By that time, Vietnamese “infighting” had become a notorious and integral part of that country’s self-identity, if not their national pastime.

5.         Who commanded the 9th Marine Forces that landed on the beaches of Vietnam in 1965?

The answer is: General Frederick Karch

Interesting Information:

**General Nathan Twining was in the airforce. From 1953 until 1957 he was the Chief of Staff for the US Airforce

**Harkins was the first commander of MAC-V, he was eventually replaced by General Westmoreland.

**General Frederick Karch stepped ashore with the Marines on 8 March 1965. Instead of being greeted by gunfire and explosions they were greeted with flowers, banners and smiling people. Karch was photographed looking very unhappy with a garland of flowers draped around his neck. He stated that the photograph was the source of a lot of trouble for him and people would ask why he was not smiling. In response he was quoted as saying “If I had to do it over, that picture would have been the same.

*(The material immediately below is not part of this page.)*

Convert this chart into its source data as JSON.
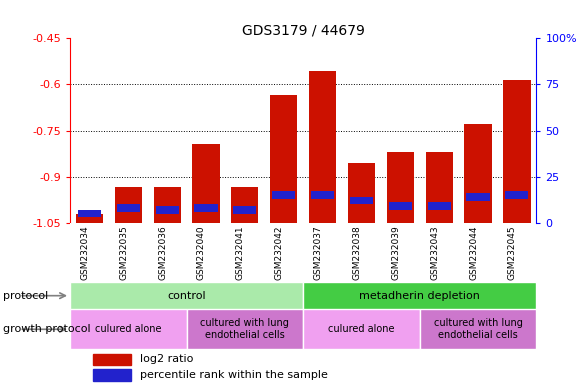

When you have a son in Vietnam and he gets killed, you don’t want a smiling general with flowers around his neck as leader at that point.”

6.         Agent Orange was the herbicide used to defoliate areas within Vietnam to reduce the ability of guerrilla units to conduct ambushes and hide in base camps. How did Agent Orange get its name?

The answer is: It was the color of the band around the shipping drums

Interesting Information:

The defoliation program lasted from 1962 to 1969 in Vietnam and over 46 percent of the forests were sprayed with Agent Orange. There have been links to Agent Orange and illnesses suffered by Vietnam Veterans and their children

 

7.         What was Operation Lam Son 719/Dewey Canyon Two (II)?

The answer is: Invasion of Laos by South Vietnamese forces

Interesting Information:

Lam Son 719 was the invasion of Laos by ARVN troops in 1971. As a test of ‘Vietnamization”, the operation was conducted without American advisors. The Dewey Canyon part was conducted by American troops to keep supply lines open to the Lao border. The 719 came from the year of the operation, 1971, and the area were it took place, Highway 9.

8.         He was the last emperor/king of Vietnam?

The answer is: Bao Dai

Interesting Information:

Bao Dai became emperor in 1928, but the French wouldn’t let him return until 1932, but he was restricted in his power. During WW II he cooperated with the Japanese, who encouraged him to declare independence in 1945. After the 1964 Geneva Accords he appointed Diem to be premier. In a Diem controlled election, Diem was voted in as president. Bao Dai retuned to France and died in 1997.

Diem was president until he was assasinated in 1963. Ky was premier and Thieu was president in the late sixties and early seventies.

9.         In which direction from Vietnam is Laos?

 

The answer is: West

Interesting Information:

Laos is a landlocked country to the west of Vietnam. Together with Cambodia and Vietnam, it was part of French Indochina till 1949-54.

10.       In which valley would you find Ap Bia?

 

The answer is: A Shau

Interesting Information:

During 1968’s Tet Offensive the NVA (North Vietnamese Army) had staged an entire Division and also VC (Viet Cong) forces in the A Shau. In part, the valley was used as the springboard for the attacks on Hue and Da Nang. During the fierce fighting for Hue the NVA lost over 5,000 men.